Они пошли на берег вместе.
Дочь Жмыхова уже сидела на корме и, лениво болтая веслом в воде, смотрела, как бежали вниз маленькие крутящиеся воронки.
– Скоро ты? – крикнула нетерпеливо отцу.
– Поспеешь, козуля…
Жмыхов передал ей топор и винчестер.
– Прощай, старуха! – сказал жене подбадривающим тоном.
Марья не обиделась на обращение "старуха", хотя на загорелом лице ее не было старческих морщин, а черных волос не потревожила седина.
– Езжай, – ответила она просто.
Он столкнул нос лодки с берега и с неожиданной легкостью перенес на него двести двадцать фунтов своих костей и жил, когда лодка была уже подхвачена быстрым течением. Бурый пес бросился вплавь вслед за лодкой, но Марья отозвала его назад, и он долго недовольно ворчал, поблескивая вымокшей шерстью.
2
От хутора до Самарки верст тридцать пять. Надеясь на быстроту течения, Жмыхов редко брался за весла. Каня сидела у руля, а он дремал, лежа на носу, под журавлиную песню Ноты, и солнце высекало золотистые искры из его русых волос с рыжеватым отливом. Волос у Жмыхова – мягкий. Недаром сандагоуцы зовут лесника "Королем", а гольды "Золотой головой".

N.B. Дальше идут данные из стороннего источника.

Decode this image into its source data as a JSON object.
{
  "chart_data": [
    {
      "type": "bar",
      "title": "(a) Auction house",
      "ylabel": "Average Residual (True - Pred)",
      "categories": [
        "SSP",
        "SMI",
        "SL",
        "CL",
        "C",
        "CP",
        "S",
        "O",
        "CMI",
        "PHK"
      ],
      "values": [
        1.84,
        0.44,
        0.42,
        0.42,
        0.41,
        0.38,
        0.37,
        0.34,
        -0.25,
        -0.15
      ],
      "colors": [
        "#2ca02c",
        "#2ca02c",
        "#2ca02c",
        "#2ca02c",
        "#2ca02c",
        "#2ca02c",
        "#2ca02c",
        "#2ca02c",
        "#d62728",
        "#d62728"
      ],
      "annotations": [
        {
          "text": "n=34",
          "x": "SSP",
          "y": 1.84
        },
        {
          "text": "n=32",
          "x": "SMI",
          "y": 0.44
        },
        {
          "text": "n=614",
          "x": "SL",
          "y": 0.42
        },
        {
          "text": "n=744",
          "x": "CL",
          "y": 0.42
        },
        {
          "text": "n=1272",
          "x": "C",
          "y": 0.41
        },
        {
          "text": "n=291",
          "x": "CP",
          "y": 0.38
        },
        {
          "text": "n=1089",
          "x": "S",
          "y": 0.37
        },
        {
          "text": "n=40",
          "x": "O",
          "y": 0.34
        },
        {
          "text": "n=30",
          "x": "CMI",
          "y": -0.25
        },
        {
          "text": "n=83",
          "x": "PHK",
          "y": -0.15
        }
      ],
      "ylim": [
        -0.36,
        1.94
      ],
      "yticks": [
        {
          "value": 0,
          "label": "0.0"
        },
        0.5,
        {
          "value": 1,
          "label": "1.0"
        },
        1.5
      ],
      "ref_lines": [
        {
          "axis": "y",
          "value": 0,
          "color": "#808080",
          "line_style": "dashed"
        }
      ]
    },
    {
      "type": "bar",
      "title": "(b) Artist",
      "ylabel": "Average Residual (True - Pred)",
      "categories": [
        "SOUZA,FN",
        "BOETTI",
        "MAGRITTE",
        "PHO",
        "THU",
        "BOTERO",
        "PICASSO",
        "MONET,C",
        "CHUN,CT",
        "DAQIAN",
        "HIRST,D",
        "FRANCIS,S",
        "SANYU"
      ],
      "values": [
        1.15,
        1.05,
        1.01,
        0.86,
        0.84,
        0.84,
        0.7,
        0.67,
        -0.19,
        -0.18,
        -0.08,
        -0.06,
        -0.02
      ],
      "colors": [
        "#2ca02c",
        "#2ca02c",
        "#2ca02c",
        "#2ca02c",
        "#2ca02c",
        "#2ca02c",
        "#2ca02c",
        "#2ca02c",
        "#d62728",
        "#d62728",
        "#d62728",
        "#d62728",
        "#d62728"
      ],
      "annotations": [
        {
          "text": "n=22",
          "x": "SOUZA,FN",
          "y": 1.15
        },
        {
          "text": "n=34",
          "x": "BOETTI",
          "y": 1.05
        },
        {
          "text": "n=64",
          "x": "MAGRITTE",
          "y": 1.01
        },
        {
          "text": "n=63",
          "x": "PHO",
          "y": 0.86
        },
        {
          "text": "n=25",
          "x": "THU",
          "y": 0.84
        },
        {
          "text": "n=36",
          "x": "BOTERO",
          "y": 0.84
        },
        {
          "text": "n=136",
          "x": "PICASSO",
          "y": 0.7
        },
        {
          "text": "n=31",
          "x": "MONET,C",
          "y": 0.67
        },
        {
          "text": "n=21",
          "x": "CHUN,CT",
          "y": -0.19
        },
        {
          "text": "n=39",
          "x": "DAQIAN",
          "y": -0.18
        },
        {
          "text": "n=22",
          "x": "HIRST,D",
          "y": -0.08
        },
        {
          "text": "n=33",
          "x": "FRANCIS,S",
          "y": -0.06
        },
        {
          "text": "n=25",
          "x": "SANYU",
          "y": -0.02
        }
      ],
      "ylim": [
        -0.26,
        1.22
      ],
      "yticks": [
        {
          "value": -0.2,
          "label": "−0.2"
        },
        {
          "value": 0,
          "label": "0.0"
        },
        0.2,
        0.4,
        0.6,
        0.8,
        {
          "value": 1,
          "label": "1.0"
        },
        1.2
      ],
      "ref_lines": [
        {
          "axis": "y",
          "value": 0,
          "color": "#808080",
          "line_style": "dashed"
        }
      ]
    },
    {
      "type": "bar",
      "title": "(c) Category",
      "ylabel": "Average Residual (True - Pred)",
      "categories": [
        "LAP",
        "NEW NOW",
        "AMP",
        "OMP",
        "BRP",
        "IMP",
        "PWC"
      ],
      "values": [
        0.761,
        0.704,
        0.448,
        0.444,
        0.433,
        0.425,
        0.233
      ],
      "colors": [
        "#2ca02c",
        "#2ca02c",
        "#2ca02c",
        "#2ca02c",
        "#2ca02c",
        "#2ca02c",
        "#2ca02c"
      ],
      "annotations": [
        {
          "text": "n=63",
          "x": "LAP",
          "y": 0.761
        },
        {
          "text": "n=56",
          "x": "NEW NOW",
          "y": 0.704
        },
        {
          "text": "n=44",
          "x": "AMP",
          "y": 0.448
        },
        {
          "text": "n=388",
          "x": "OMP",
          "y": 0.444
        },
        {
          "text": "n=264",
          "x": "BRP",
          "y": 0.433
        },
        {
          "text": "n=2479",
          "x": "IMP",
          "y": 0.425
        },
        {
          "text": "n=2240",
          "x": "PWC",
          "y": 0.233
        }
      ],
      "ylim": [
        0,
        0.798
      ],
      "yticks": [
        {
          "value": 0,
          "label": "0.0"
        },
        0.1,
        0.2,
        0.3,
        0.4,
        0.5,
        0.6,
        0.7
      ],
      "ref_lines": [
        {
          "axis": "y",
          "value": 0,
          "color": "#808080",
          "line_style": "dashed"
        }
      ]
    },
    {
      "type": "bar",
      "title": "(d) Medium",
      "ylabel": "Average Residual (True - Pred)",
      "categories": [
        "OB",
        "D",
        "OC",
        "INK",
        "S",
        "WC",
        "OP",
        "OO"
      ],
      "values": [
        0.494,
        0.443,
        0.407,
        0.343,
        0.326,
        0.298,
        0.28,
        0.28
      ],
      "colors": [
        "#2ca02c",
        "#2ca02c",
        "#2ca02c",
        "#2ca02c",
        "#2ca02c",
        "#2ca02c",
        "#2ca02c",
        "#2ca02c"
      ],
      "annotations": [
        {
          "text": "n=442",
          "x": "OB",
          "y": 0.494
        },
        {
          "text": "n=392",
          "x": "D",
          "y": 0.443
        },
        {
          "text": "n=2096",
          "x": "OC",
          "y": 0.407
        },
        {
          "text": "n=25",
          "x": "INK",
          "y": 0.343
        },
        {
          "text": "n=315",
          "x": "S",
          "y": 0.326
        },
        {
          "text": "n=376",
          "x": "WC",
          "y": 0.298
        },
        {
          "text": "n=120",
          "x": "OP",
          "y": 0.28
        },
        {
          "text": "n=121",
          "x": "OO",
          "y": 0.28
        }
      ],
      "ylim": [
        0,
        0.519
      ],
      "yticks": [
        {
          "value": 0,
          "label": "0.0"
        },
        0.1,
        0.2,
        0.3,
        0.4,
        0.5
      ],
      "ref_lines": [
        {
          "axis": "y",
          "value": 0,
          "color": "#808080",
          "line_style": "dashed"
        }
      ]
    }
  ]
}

У Кани руки крепкие, а глаз острый. Нота тоже хитрая река – мечется то вправо, то влево. Лижет скалистые обрывы, водовороты делает. Белопенные водовороты злобно рычат. Кедр тянет с берега корявые мшистые лапы. За кедром непролазная темь да карчи.
В других местах веселее – березняк белеет серебряной корой. Вьется небо вверху меж ветвей иссеченной лентой, и зверь молчит под кустом, от жары разомлев, и пихта стоит прямо и тихо, как сон. Курится тайга медовыми смолистыми запахами…
– Комар прилетел, – сказал Жмыхов под вечер, – давно комара не было.
– Стало быть, дождь будет, – пояснила Каня.
– Ясное дело, будет. К тому и говорю.
Он выпрямился во весь рост и посмотрел вдаль. Нота вырвалась из кедрового плена и бежала по широкой безлесной долине. С боков долины сопки. Ближе – черные, дальше – синие, а совсем далеко – голубые. На сопках – опять тайга.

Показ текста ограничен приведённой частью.